Shana Moore wrote:
[quote="AAAhmed46]You can move away from it, or you can "Wave" to it. [...]It teaches 'rolling' with the punches. You can also use it to get a hold of a limb,[...]Moving with the strike gives you a choice to train one of two things: Body toughening and mental toughening or a form of evasion. If you take the strike, your conditioning. If you don't, your moving with it and avoid getting hit.
Thanks Adam, that makes sense. I can grasp the basics of this mentally, but I think, as you imply, it takes a lot of partner work. Cool stuff!
[quote="AAAhmed46]I find for sparring/fighting bag and pad work help more for not gassing in an exchange, while the running is overall good for you, and great for footwork.
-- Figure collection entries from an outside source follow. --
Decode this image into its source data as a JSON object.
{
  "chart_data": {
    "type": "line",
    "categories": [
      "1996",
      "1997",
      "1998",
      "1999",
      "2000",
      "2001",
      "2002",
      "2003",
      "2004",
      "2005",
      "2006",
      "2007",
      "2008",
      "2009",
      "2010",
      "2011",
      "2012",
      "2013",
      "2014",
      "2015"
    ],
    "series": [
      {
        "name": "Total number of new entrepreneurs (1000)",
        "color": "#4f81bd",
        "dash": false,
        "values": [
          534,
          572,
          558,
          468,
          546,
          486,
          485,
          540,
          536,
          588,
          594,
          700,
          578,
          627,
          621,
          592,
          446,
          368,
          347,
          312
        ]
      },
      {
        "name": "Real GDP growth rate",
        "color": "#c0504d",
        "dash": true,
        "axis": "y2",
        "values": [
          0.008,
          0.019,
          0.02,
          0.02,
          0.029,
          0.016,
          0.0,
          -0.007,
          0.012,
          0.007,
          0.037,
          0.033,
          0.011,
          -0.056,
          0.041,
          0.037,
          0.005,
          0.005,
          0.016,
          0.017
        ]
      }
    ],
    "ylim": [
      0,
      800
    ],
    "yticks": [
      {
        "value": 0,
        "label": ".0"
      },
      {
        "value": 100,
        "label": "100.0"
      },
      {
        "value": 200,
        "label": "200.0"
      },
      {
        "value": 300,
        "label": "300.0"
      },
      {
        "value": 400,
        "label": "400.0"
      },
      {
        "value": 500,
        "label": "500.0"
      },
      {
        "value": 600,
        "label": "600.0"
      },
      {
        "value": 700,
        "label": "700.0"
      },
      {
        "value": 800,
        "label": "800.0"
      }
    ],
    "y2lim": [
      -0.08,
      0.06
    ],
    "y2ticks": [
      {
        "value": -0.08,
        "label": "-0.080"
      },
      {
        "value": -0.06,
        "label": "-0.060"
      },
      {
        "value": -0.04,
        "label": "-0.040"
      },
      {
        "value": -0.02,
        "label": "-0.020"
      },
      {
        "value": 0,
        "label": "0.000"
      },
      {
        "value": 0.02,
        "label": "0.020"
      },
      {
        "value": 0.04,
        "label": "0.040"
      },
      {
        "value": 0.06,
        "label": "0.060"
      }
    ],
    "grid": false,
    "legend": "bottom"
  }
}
Basically stamina while using movement(Does this make sense?)
I had a boxing coach(www.realselfdefensecenter.com
) say that stamina for exchanges and grappling isn't as areobic as footwork.
What do you guys say?[/quote]
Is it that exchanges and grappling involve conscious targeted thought as well as action, whereas basic cardio can sometimes be a mindless or mind unconnected activity? So doing bag work, etc. builds in that physical-mental stamina instead of just "doing it"?
Yep, lots of partner work.
As for stamina, let me put it like this:
Sparring consists of striking at your opponents, as well as moving around. When it comes to movement, such as moving toward, away from, to the side or around your opponent, i find running really helps alot. Running resembles it enough to improve just how long you can move around.
But when it comes for actually punching, kicking, exchanges, it's either aneorobic or just different, but i find hitting the bag and padwork help more. Maybe just because it's similar to the actual activity or something else.
Ive seen guys who have run triathlons gas within five minutes of boxing and wrestling.
Ive seen an amateur boxer gas within minutes of BJJ.
....keep in mind, i could also be horribly horribly wrong about this.